Adolph Eduard Grube (18 May 1812, in Königsberg – 23 June 1880, in Breslau) was a German zoologist. He served as a professor at the University of Dorpat before moving to Wrocław.

== Life and work ==
Grube was born in Königsberg (Królewiec) to lawyer Karl Eduard (1783–1833) and Ernestine Luise née Mertens (1788–1857) and went to the Collegium Fridericianum before entering university. He was attracted to natural history thanks to a teacher named Bulack. At university he attended the comparative anatomy lectures of Karl Ernst von Baer and Karl Friedrich Burdach. He graduated in 1830 and continued to work on a doctorate with a dissertation on the vascular system of frogs in 1834. He then travelled to Italy and Sicily. He habilitated in 1836 at the University of Königsberg (then in Prussia) and became an associate professor in 1843. He married Józefina Schäfer, daughter of a Warsaw factory owner. In 1844 he accepted a professor position at Universität Dorpat (then in Livonia, now Tartu) where he influenced a number of students including Konstanty Górski and Benedykt Tadeusz Dybowski. When in 1856, a professor position opened up in the Universität Breslau (now the University of Wrocław) with the death of Johann Gravenhorst, he took the position. Here he helped expand the museum collections with polychaetes from Southeast Asia from Carl Semper, spiders from Siberia collected by Dybowski, and birds collected by H. A. Bernstein. He made collections trips in the Mediterranean, accompanied by Dybowski. He took a special interest in the Polychaetes and described more than 500 species. He worked on other invertebrate groups as well. He was one of the early scientific explorers of the Adriatic Sea. In 1864 he interevened in the trial of Benedykt Dybowski with Chancellor Bismarck and helped commute a death sentence on Dybowski, which was made into 12 years of exile.

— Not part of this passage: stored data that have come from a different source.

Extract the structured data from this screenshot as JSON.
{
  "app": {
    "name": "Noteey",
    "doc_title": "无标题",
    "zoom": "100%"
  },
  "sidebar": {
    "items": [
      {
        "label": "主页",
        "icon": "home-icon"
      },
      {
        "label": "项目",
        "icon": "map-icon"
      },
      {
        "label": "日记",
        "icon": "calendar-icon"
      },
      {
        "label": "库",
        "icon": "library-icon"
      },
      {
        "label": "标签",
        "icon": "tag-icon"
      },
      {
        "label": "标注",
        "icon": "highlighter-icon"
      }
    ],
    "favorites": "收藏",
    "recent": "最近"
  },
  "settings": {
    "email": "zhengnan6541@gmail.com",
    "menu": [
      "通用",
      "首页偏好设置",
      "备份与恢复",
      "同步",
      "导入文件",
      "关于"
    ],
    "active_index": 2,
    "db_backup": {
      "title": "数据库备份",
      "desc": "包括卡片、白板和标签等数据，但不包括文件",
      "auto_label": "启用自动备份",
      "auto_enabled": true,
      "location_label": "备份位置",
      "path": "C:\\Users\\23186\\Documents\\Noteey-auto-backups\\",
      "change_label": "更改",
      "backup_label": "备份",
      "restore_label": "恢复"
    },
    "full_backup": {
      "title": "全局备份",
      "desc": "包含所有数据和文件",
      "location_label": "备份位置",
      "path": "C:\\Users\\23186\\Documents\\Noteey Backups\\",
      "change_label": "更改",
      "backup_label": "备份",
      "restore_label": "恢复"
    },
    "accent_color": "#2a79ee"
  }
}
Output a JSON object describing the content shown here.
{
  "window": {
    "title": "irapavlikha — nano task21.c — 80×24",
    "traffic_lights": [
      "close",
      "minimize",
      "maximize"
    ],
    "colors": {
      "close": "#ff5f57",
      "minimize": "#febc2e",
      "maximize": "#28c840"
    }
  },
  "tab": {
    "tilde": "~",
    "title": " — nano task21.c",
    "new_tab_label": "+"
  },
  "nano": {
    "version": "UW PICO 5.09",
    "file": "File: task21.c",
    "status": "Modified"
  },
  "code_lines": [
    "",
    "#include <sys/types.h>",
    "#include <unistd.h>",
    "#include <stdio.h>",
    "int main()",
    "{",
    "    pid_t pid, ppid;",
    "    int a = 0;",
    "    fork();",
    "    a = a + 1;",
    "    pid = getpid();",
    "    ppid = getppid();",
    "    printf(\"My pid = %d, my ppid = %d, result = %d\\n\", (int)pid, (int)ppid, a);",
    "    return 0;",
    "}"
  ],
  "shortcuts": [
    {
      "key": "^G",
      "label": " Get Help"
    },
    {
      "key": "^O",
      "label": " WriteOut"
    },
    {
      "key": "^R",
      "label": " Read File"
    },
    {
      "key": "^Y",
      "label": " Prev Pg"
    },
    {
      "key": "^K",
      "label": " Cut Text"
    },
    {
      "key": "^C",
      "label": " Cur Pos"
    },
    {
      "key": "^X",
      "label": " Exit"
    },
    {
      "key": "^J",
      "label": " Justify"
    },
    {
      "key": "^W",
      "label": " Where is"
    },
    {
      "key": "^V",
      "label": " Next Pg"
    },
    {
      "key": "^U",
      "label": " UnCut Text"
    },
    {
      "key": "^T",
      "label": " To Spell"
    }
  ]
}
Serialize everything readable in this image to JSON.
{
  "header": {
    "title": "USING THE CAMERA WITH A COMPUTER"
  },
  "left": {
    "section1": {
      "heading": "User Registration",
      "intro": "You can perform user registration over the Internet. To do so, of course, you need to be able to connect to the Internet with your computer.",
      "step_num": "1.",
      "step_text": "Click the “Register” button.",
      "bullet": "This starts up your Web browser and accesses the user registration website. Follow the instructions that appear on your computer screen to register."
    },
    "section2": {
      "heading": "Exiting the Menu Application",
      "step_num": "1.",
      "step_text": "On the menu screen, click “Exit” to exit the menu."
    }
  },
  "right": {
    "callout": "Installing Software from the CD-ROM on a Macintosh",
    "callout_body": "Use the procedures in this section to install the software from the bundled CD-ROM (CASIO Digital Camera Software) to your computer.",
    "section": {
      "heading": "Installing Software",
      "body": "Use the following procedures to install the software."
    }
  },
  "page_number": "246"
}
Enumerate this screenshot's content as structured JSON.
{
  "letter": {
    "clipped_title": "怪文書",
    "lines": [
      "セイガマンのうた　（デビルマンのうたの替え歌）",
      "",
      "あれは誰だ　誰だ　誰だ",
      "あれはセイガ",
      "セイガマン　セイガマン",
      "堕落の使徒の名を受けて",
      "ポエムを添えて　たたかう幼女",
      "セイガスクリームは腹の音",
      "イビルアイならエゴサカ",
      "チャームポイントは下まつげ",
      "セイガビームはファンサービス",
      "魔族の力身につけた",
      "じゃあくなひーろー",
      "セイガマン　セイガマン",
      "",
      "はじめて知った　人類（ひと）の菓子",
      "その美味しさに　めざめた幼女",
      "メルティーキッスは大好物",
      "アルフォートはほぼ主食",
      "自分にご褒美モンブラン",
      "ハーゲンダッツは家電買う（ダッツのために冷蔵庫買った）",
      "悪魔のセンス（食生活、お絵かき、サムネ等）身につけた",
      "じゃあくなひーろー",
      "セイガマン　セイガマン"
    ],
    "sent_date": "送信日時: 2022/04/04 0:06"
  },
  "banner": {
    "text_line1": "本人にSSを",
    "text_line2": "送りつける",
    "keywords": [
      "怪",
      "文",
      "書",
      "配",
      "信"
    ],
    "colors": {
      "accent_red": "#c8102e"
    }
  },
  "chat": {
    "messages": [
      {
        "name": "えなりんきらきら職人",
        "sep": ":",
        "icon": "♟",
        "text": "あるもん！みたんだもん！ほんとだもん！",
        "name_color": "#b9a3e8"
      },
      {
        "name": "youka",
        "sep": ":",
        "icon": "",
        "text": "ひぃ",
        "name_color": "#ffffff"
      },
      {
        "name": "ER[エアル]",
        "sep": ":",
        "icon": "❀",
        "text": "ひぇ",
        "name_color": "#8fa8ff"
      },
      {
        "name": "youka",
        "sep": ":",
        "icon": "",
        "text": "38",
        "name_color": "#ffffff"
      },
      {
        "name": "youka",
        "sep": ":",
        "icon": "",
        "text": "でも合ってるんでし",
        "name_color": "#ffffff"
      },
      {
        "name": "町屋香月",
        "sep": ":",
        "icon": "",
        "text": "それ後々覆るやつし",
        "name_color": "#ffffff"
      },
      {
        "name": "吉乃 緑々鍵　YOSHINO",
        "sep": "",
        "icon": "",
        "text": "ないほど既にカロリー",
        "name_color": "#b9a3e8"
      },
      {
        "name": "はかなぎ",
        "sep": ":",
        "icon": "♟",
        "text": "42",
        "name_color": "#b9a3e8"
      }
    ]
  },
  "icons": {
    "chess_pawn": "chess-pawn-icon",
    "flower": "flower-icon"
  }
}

During the January Uprising, Grube's son who worked in the Prussian army was put on trial for assisting people join insurgent forces. Ferdinand von Roemer married Grube's sister-in-law Katarzyna Schäfer. In 1863-64, Grube was rector for the University of Wrocław, and in 1859-60 and 1879-80 as dean. He died at Wrocław. Chirocephalus grubei and Eubranchipus grubii were named after him by Dybowski.

==Works==
An incomplete list of publications includes:
- 1850. "Die Familien der Anneliden". Archiv für Naturgeschichte Berlin, 16(1): 249–364
- 1866 "Beschreibungen neuer von der Novara-Expedition mitgebrachter Anneliden und einer neuen landplanarie". Verhandlungen der kaiserlich-königlichen zoologisch-botanischen Gesellschaft in Wien 16: 173–184.
- 1866 "Eine neue Annelida, zunächst einer nordischen, in der Nähe der Ophelien und Scalibregmen zu stellenden Annelide, Euzonus arcticus". Jahresbericht der Schlesischen Gesellschaft für vaterländische Kultur 43: 64–65.
- 1866 "Neue Anneliden aus den Gattungen Eunice, Hesione, Lamprophaes, und Travisia". Jahresbericht der Schlesischen Gesellschaft für vaterländische Kultur 44: 64-66.
- 1866 "Resultate einer Revision der Euniceen". Jahresbericht der Schlesischen Gesellschaft für vaterländische Kultur 44: 66–68.
- 1872. "Über die Gattung Lycastis und ein par neue Arten derselben". Jahres-Bericht Schleis. Gesell. 49:47–48.